Reputation: 1293
I have a dataframe with three factors of which two are binary and the third one is integer:
DATA YEAR1 YEAR2 REGION1 REGION2
OBS1 X 1 0 1 0
OBS2 Y 1 0 0 1
OBS3 Z 0 1 1 0
etc.
Now I want to transform it to something like this
YEAR1_REGION1 YEAR1_REGION2 YEAR2_REGION1 YEAR2_REGION2
OBS1 X 0 0 0
OBS2 0 Y 0 0
OBS3 0 0 Z 0
Basic matrix multiplication is not what I'm after. I would like to find a neat way to do this that would automatically have the columns renamed as well. My actual data has three factor dimensions with 20*8*6 observations so finally there will be 960 columns altogether.
Upvotes: 2
Views: 113
Reputation: 18437
Here's another approach based on outer
and similar to @Roland answer.
year <- grep("YEAR", names(DF), value = TRUE)

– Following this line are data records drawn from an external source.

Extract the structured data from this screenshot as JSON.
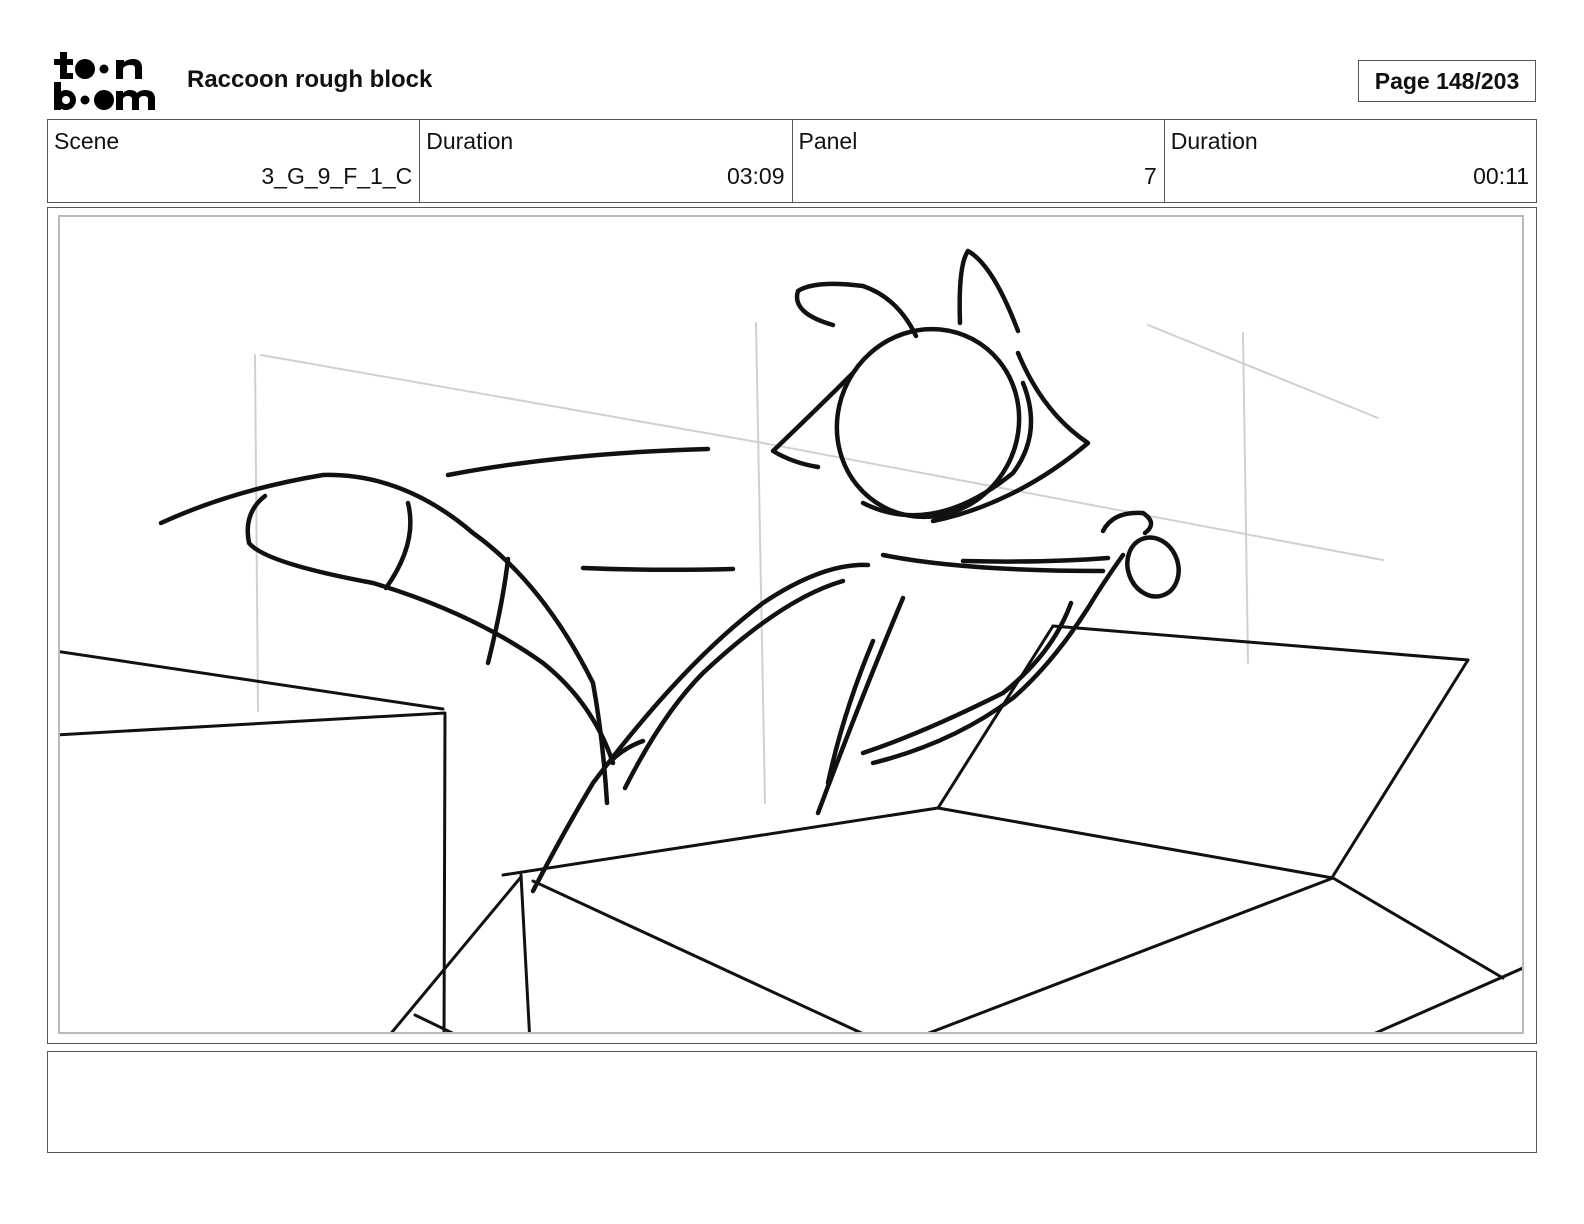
{
  "header": {
    "logo_name": "toonboom-logo",
    "title": "Raccoon rough block",
    "page_label": "Page 148/203"
  },
  "info": {
    "scene_label": "Scene",
    "scene_value": "3_G_9_F_1_C",
    "scene_duration_label": "Duration",
    "scene_duration_value": "03:09",
    "panel_label": "Panel",
    "panel_value": "7",
    "panel_duration_label": "Duration",
    "panel_duration_value": "00:11"
  },
  "notes": {
    "text": ""
  }
}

region <- grep("REGION", names(DF), value = TRUE)
data <- as.character(DF$DATA)
df <- outer(year, region, function(x, y) DF[,x] * DF[,y])
colnames(df) <- outer(year, region, paste, sep = "_")
df <- as.data.frame(df)
for (i in seq_len(ncol(df)))
df[as.logical(df[,i]), i] <- data[as.logical(df[,i])]
df
## YEAR1_REGION1 YEAR2_REGION1 YEAR1_REGION2 YEAR2_REGION2
## OBS1 X 0 0 0
## OBS2 0 0 Y 0
## OBS3 0 Z 0 0
Upvotes: 4
Reputation: 132626
Maybe others will come up with a more succinct possibility, but this creates the expected result:
DF <- read.table(text=" DATA YEAR1 YEAR2 REGION1 REGION2
OBS1 X 1 0 1 0
OBS2 Y 1 0 0 1
OBS3 Z 0 1 1 0", header=TRUE)
DF[,-1] <- lapply(DF[,-1], as.logical)
DF[,1] <- as.character(DF[,1])
res <- apply(expand.grid(2:3, 4:5), 1, function(i) {
tmp <- rep("0", length(DF[,1]))
ind <- do.call(`&`,DF[,i])
tmp[ind] <- DF[ind,1]
tmp <- list(tmp)
names(tmp) <- paste0(names(DF)[i], collapse="_")
tmp
})
res <- as.data.frame(res)
rownames(res) <- rownames(DF)
# YEAR1_REGION1 YEAR2_REGION1 YEAR1_REGION2 YEAR2_REGION2
# OBS1 X 0 0 0
# OBS2 0 0 Y 0
# OBS3 0 Z 0 0
However, I suspect there is a much better possibility to achieve what you actually want to do, without creating a huge wide-format data.frame.
Upvotes: 4